Die gefährlichen Wirkungen der Einschränkung der Demokratie werden aktuell in Nordrhein-Westfalen deutlich, wo sich ein neues Versammlungsrecht im gesetzgeberischen Prozess befindet. (2)

Schlimme Erfahrungen mit der Zerstörung der Demokratie und mit massiven Verletzungen der Menschenrechte gerade – aber nicht nur – in unserem Land sind für uns ein Grund, uns gegen die Beschneidung demokratischer Rechte zu stellen.

Die Verschärfung und Aushöhlung des Versammlungsrechtes spielt rechten Kräften in die Hände, die wie einst einen autoritären Law&Order-Staat anstreben.

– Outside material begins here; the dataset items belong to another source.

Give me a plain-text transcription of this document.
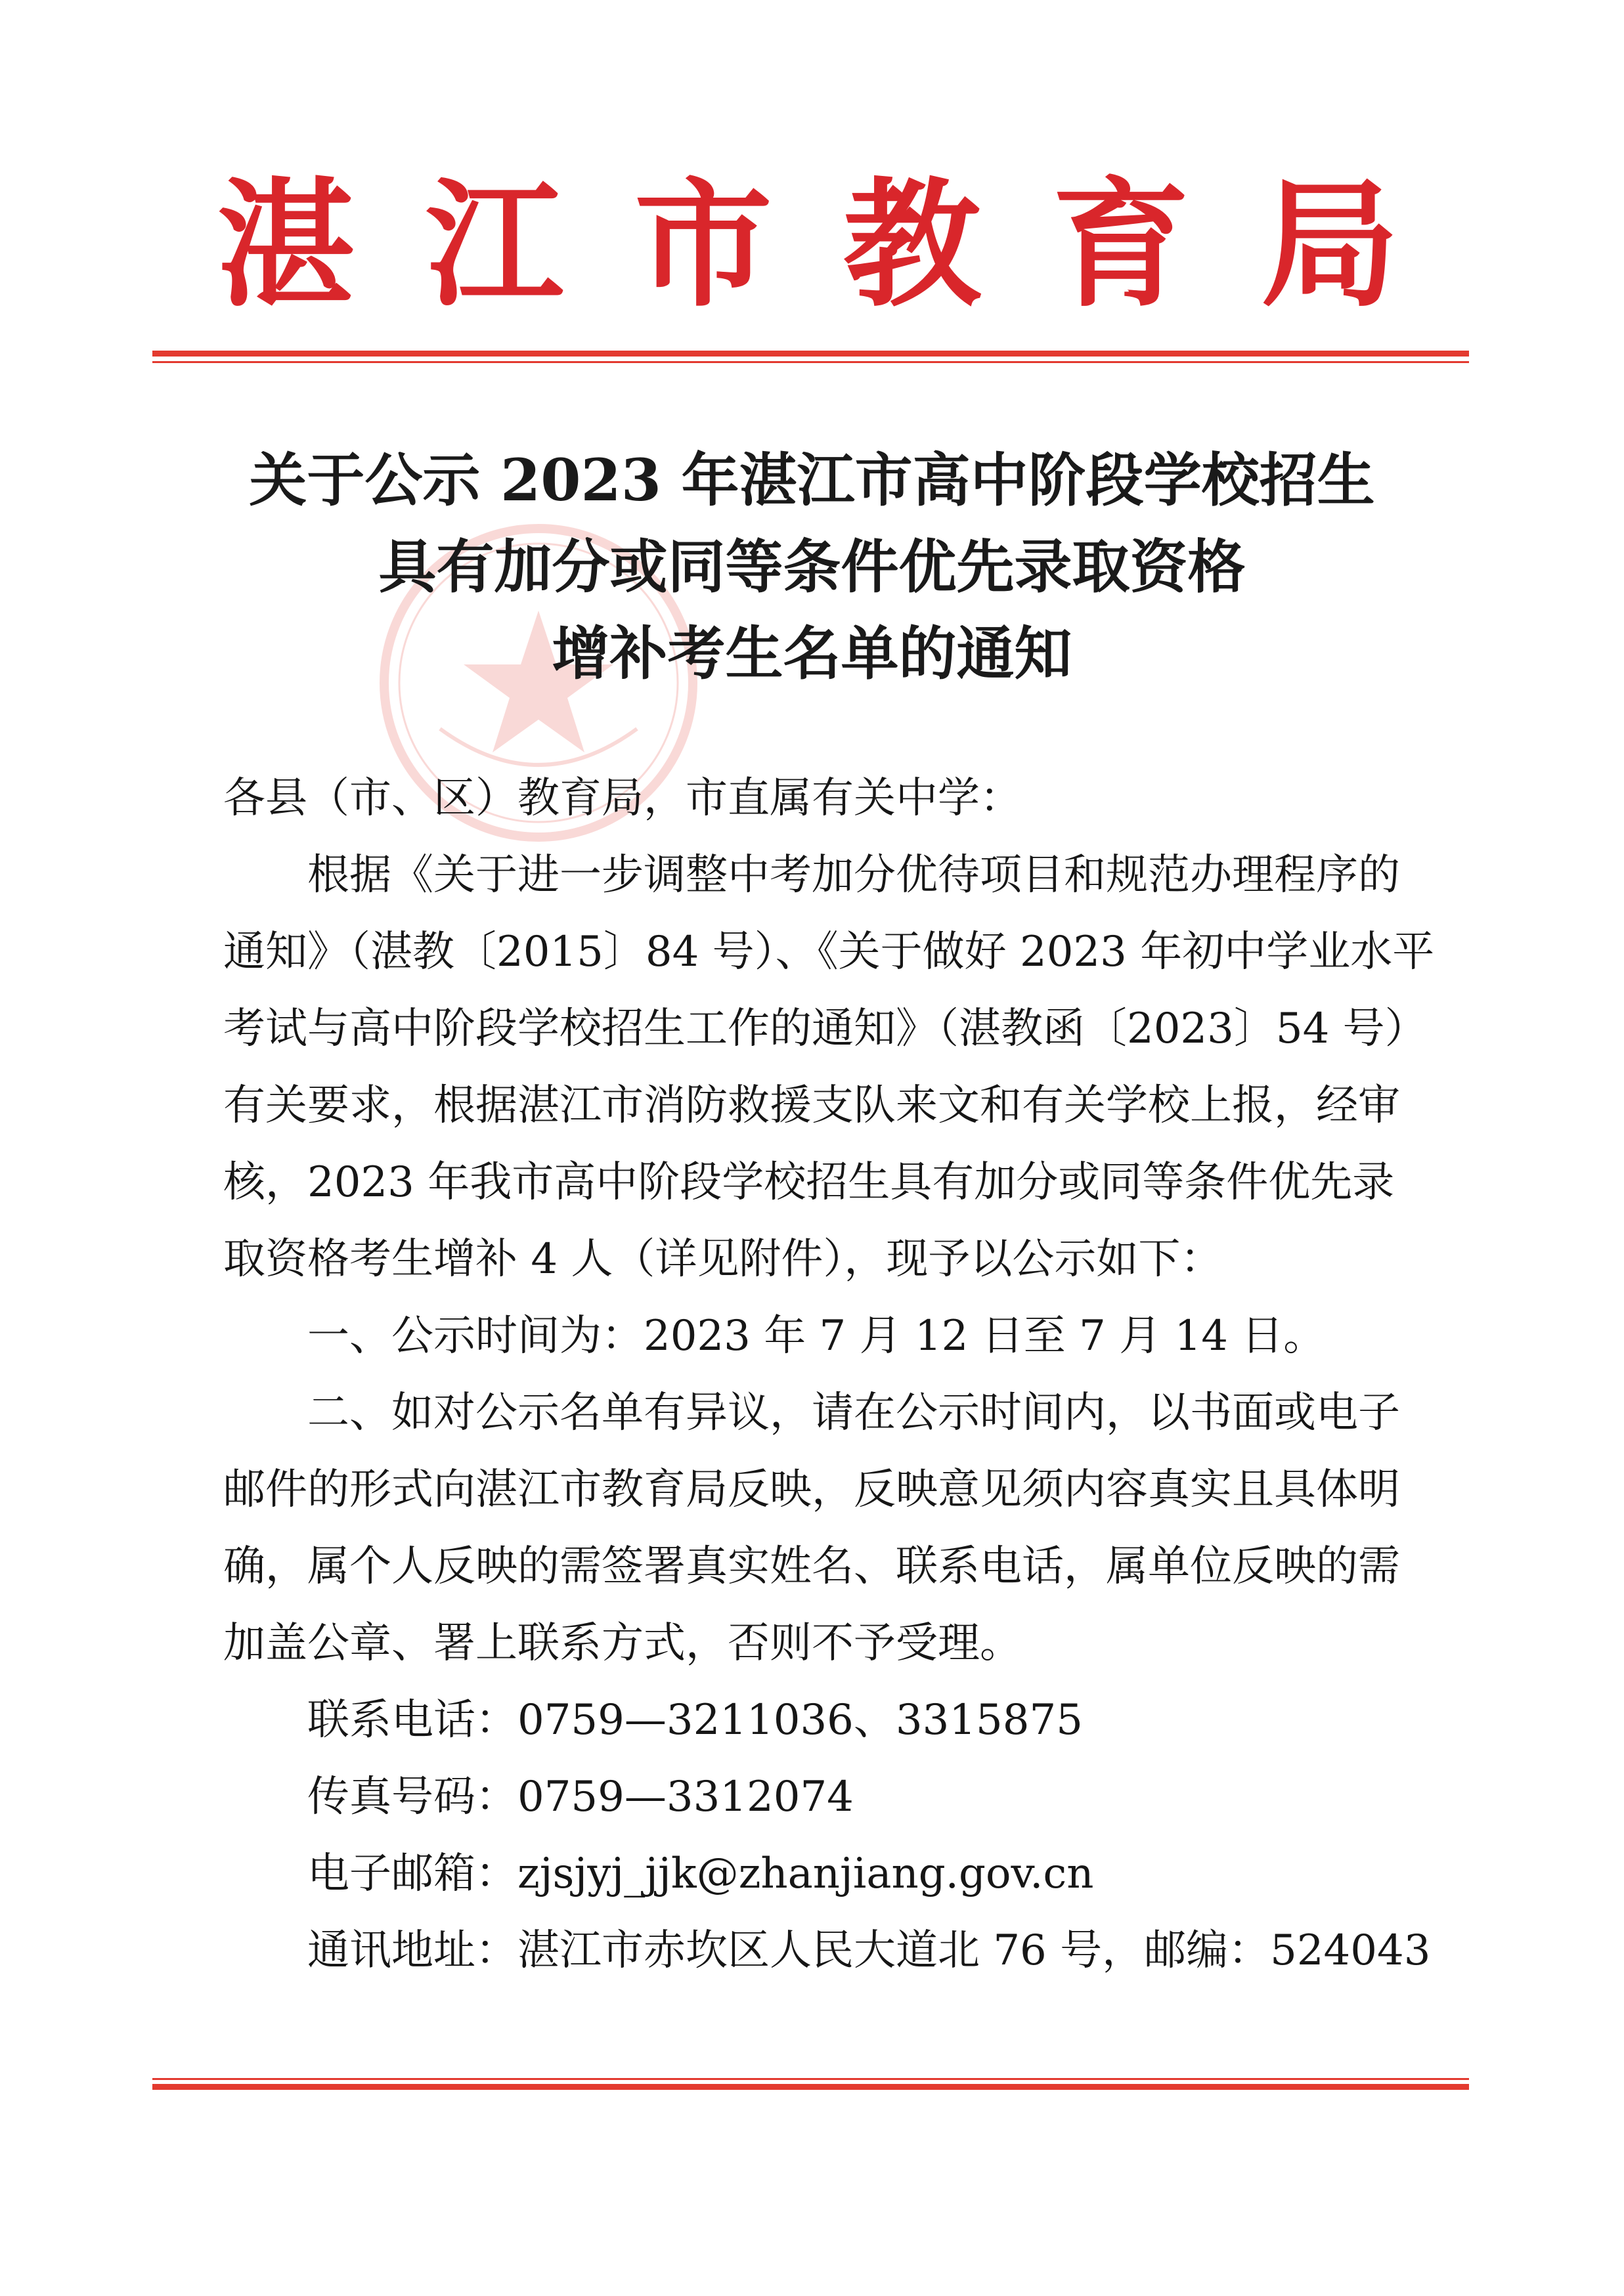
湛 江 市 教 育 局
关于公示 2023 年湛江市高中阶段学校招生
具有加分或同等条件优先录取资格
增补考生名单的通知
各县（市、区）教育局，市直属有关中学：
根据《关于进一步调整中考加分优待项目和规范办理程序的
通知》（湛教〔2015〕84 号）、《关于做好 2023 年初中学业水平
考试与高中阶段学校招生工作的通知》（湛教函〔2023〕54 号）
有关要求，根据湛江市消防救援支队来文和有关学校上报，经审
核，2023 年我市高中阶段学校招生具有加分或同等条件优先录
取资格考生增补 4 人（详见附件），现予以公示如下：
一、公示时间为：2023 年 7 月 12 日至 7 月 14 日。
二、如对公示名单有异议，请在公示时间内，以书面或电子
邮件的形式向湛江市教育局反映，反映意见须内容真实且具体明
确，属个人反映的需签署真实姓名、联系电话，属单位反映的需
加盖公章、署上联系方式，否则不予受理。
联系电话：0759—3211036、3315875
传真号码：0759—3312074
电子邮箱：zjsjyj_jjk@zhanjiang.gov.cn
通讯地址：湛江市赤坎区人民大道北 76 号，邮编：524043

Wenn NRW-Innenminister Reul das Gesetzespaket als Mittel gegen Umtriebe von rechts rechtfertigt, ist das zynisch. (3)

Undemokratische Schritte hier der Landesregierung NRW bahnen den Rechten den Weg, anstatt ihnen entschlossen entgegenzutreten.

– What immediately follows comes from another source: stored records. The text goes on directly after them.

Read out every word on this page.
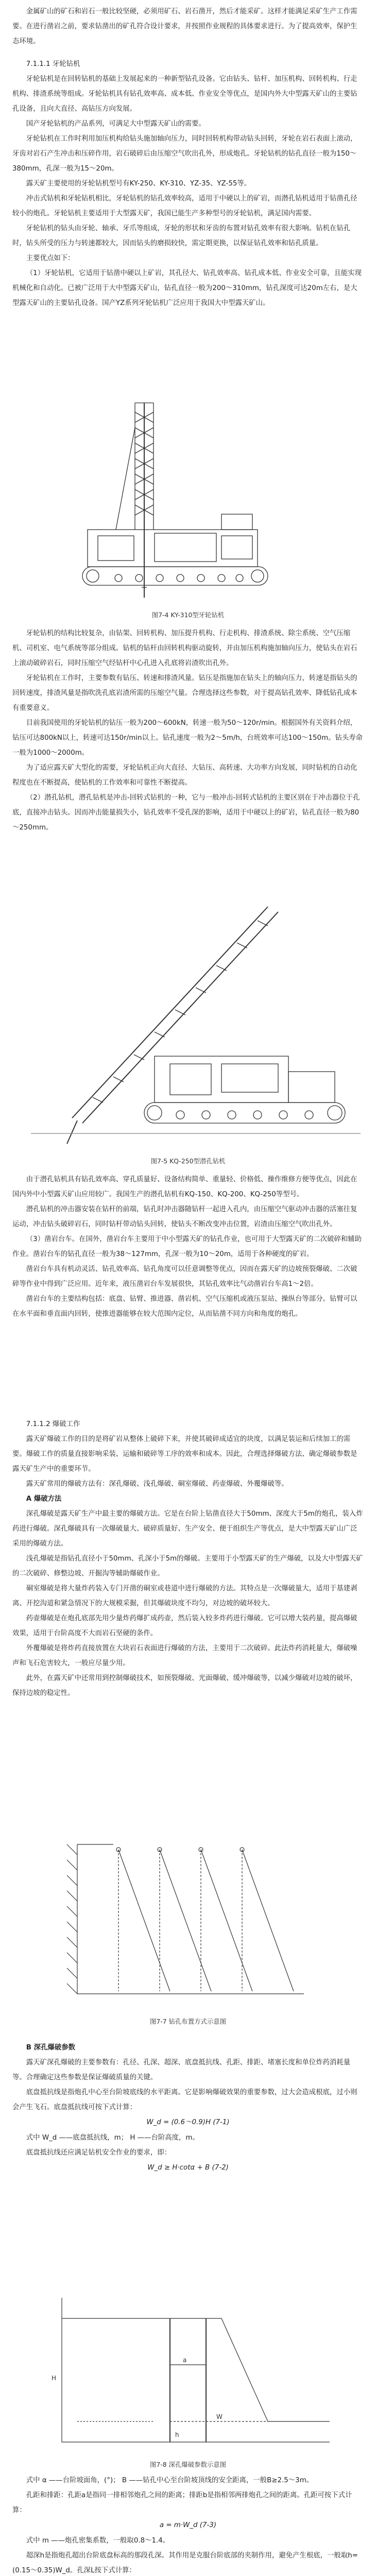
金属矿山的矿石和岩石一般比较坚硬，必须用矿石、岩石凿开，然后才能采矿。这样才能满足采矿生产工作需要。在进行凿岩之前，要求钻凿出的矿孔符合设计要求，并按照作业规程的具体要求进行。为了提高效率，保护生态环境。

7.1.1.1 牙轮钻机

牙轮钻机是在回转钻机的基础上发展起来的一种新型钻孔设备。它由钻头、钻杆、加压机构、回转机构、行走机构、排渣系统等组成。牙轮钻机具有钻孔效率高、成本低、作业安全等优点，是国内外大中型露天矿山的主要钻孔设备，且向大直径、高钻压方向发展。

国产牙轮钻机的产品系列，可满足大中型露天矿山的需要。

牙轮钻机在工作时利用加压机构给钻头施加轴向压力，同时回转机构带动钻头回转，牙轮在岩石表面上滚动，牙齿对岩石产生冲击和压碎作用，岩石破碎后由压缩空气吹出孔外，形成炮孔。牙轮钻机的钻孔直径一般为150～380mm，孔深一般为15～20m。

露天矿主要使用的牙轮钻机型号有KY-250、KY-310、YZ-35、YZ-55等。

冲击式钻机和牙轮钻机相比，牙轮钻机的钻孔效率较高，适用于中硬以上的矿岩，而潜孔钻机适用于钻凿孔径较小的炮孔。牙轮钻机主要适用于大型露天矿，我国已能生产多种型号的牙轮钻机，满足国内需要。

牙轮钻机的钻头由牙轮、轴承、牙爪等组成，牙轮的形状和牙齿的布置对钻孔效率有很大影响。钻机在钻孔时，钻头所受的压力与转速都较大，因而钻头的磨损较快，需定期更换，以保证钻孔效率和钻孔质量。

主要优点如下：

（1）牙轮钻机，它适用于钻凿中硬以上矿岩，其孔径大、钻孔效率高、钻孔成本低、作业安全可靠，且能实现机械化和自动化。已被广泛用于大中型露天矿山，钻孔直径一般为200～310mm，钻孔深度可达20m左右，是大型露天矿山的主要钻孔设备。国产YZ系列牙轮钻机广泛应用于我国大中型露天矿山。

图7-4 KY-310型牙轮钻机

牙轮钻机的结构比较复杂，由钻架、回转机构、加压提升机构、行走机构、排渣系统、除尘系统、空气压缩机、司机室、电气系统等部分组成。钻机的钻杆由回转机构驱动旋转，并由加压机构施加轴向压力，使钻头在岩石上滚动破碎岩石，同时压缩空气经钻杆中心孔进入孔底将岩渣吹出孔外。

牙轮钻机在工作时，主要参数有钻压、转速和排渣风量。钻压是指施加在钻头上的轴向压力，转速是指钻头的回转速度，排渣风量是指吹洗孔底岩渣所需的压缩空气量。合理选择这些参数，对于提高钻孔效率、降低钻孔成本有重要意义。

目前我国使用的牙轮钻机的钻压一般为200～600kN，转速一般为50～120r/min。根据国外有关资料介绍，钻压可达800kN以上，转速可达150r/min以上。钻孔速度一般为2～5m/h，台班效率可达100～150m。钻头寿命一般为1000～2000m。

为了适应露天矿大型化的需要，牙轮钻机正向大直径、大钻压、高转速、大功率方向发展，同时钻机的自动化程度也在不断提高，使钻机的工作效率和可靠性不断提高。

（2）潜孔钻机，潜孔钻机是冲击-回转式钻机的一种，它与一般冲击-回转式钻机的主要区别在于冲击器位于孔底，直接冲击钻头。因而冲击能量损失小，钻孔效率不受孔深的影响，适用于中硬以上的矿岩，钻孔直径一般为80～250mm。

图7-5 KQ-250型潜孔钻机

由于潜孔钻机具有钻孔效率高、穿孔质量好、设备结构简单、重量轻、价格低、操作维修方便等优点，因此在国内外中小型露天矿山应用较广。我国生产的潜孔钻机有KQ-150、KQ-200、KQ-250等型号。

潜孔钻机的冲击器安装在钻杆的前端，钻孔时冲击器随钻杆一起进入孔内，由压缩空气驱动冲击器的活塞往复运动，冲击钻头破碎岩石，同时钻杆带动钻头回转，使钻头不断改变冲击位置，岩渣由压缩空气吹出孔外。

（3）凿岩台车。在国外，凿岩台车主要用于中小型露天矿的钻孔作业，也可用于大型露天矿的二次破碎和辅助作业。凿岩台车的钻孔直径一般为38～127mm，孔深一般为10～20m，适用于各种硬度的矿岩。

凿岩台车具有机动灵活、钻孔效率高、钻孔角度可以任意调整等优点，因而在露天矿的边坡预裂爆破、二次破碎等作业中得到广泛应用。近年来，液压凿岩台车发展很快，其钻孔效率比气动凿岩台车高1～2倍。

凿岩台车的主要结构包括：底盘、钻臂、推进器、凿岩机、空气压缩机或液压泵站、操纵台等部分。钻臂可以在水平面和垂直面内回转，使推进器能够在较大范围内定位，从而钻凿不同方向和角度的炮孔。

7.1.1.2 爆破工作

露天矿爆破工作的目的是将矿岩从整体上破碎下来，并使其破碎成适宜的块度，以满足装运和后续加工的需要。爆破工作的质量直接影响采装、运输和破碎等工序的效率和成本。因此，合理选择爆破方法、确定爆破参数是露天矿生产中的重要环节。

露天矿常用的爆破方法有：深孔爆破、浅孔爆破、硐室爆破、药壶爆破、外覆爆破等。

A 爆破方法

深孔爆破是露天矿生产中最主要的爆破方法。它是在台阶上钻凿直径大于50mm、深度大于5m的炮孔，装入炸药进行爆破。深孔爆破具有一次爆破量大、破碎质量好、生产安全、便于组织生产等优点，是大中型露天矿山广泛采用的爆破方法。

浅孔爆破是指钻孔直径小于50mm、孔深小于5m的爆破。主要用于小型露天矿的生产爆破，以及大中型露天矿的二次破碎、修整边坡、开掘沟等辅助爆破作业。

硐室爆破是将大量炸药装入专门开凿的硐室或巷道中进行爆破的方法。其特点是一次爆破量大，适用于基建剥离、开挖沟道和紧急情况下的大规模采掘，但其爆破块度不均匀，对边坡的破坏较大。

药壶爆破是在炮孔底部先用少量炸药爆扩成药壶，然后装入较多炸药进行爆破。它可以增大装药量，提高爆破效果，适用于台阶高度不大而岩石坚硬的条件。

外覆爆破是将炸药直接放置在大块岩石表面进行爆破的方法，主要用于二次破碎。此法炸药消耗量大，爆破噪声和飞石危害较大，一般应尽量少用。

此外，在露天矿中还常用到控制爆破技术，如预裂爆破、光面爆破、缓冲爆破等，以减少爆破对边坡的破坏，保持边坡的稳定性。

图7-7 钻孔布置方式示意图
B 深孔爆破参数

露天矿深孔爆破的主要参数有：孔径、孔深、超深、底盘抵抗线、孔距、排距、堵塞长度和单位炸药消耗量等。合理确定这些参数是保证爆破质量的关键。

底盘抵抗线是指炮孔中心至台阶坡底线的水平距离。它是影响爆破效果的重要参数，过大会造成根底，过小则会产生飞石。底盘抵抗线可按下式计算：

W_d = (0.6～0.9)H (7-1)

式中 W_d ——底盘抵抗线，m； H ——台阶高度，m。

底盘抵抗线还应满足钻机安全作业的要求，即：

W_d ≥ H·cotα + B (7-2)
a
W
H
h
图7-8 深孔爆破参数示意图

式中 α ——台阶坡面角，(°)； B ——钻孔中心至台阶坡顶线的安全距离，一般B≥2.5～3m。

孔距和排距：孔距a是指同一排相邻炮孔之间的距离；排距b是指相邻两排炮孔之间的距离。孔距可按下式计算：

a = m·W_d (7-3)

式中 m ——炮孔密集系数，一般取0.8～1.4。

超深h是指炮孔超出台阶底盘标高的那段孔深。其作用是克服台阶底部的夹制作用，避免产生根底，一般取h=(0.15～0.35)W_d。孔深L按下式计算：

Der Literaturnobelpreisträger Heinrich Böll warnte vor 53 Jahren auf einer Demonstration unter dem Motto „Kampf dem Notstandsstaat!“ vor dem Missbrauch undemokratischer Gesetze – wie der Notstandsgesetze – durch eine rechte Regierung. Die Geschichte Deutschlands ruft unsere Verantwortung heraus, hierbei den Anfängen zu wehren. (4)

Der Widerstand gegen undemokratische Entwicklungen, veranlasst Inhaber*innen von Macht unter anderem dazu, dass Sicherheitsorganen demokratische Versammlungen so behandeln, als ginge von ihnen eine Gefährdung für die demokratische Kultur aus.

Wer eine demokratische Versammlung anmeldet, dem werden weitgehende Sicherheitsverpflichtungen auferlegt, es drohen sogar Freiheits- und Geldstrafen, Ordner*innen und einfache Teilnehmer*innen müssen mit Konsequenzen rechnen, Video- Aufzeichnung der Versammlung erwecken den Eindruck eines Generalverdachts, und sie steigern die Gefahr der Willkür, zumal die Vorschriften im Gesetzespaket viel Interpretationsraum lassen. Wenn sich gegenüber dem Anmeldezeitpunkt Veränderungen ergeben, die im Kooperationsgespräch mit der Polizei noch nicht absehbar gewesen waren, drohenden Anmeldenden nach §27 Strafen von bis zu einem halben Jahr oder Strafzahlungen.

Der Gummiparagraph (§) 27 regelt, dass die Polizei e einschreiten kann, wenn sich jemand ihrem Eindruck nach ‚aggressiv oder provokativ‘ verhält. Rechten Polizei-Chat-Gruppen und andere bedenkliche Strukturen in einigen Polizeibehörden offenbaren, welche Gefahr hier im Raum steht.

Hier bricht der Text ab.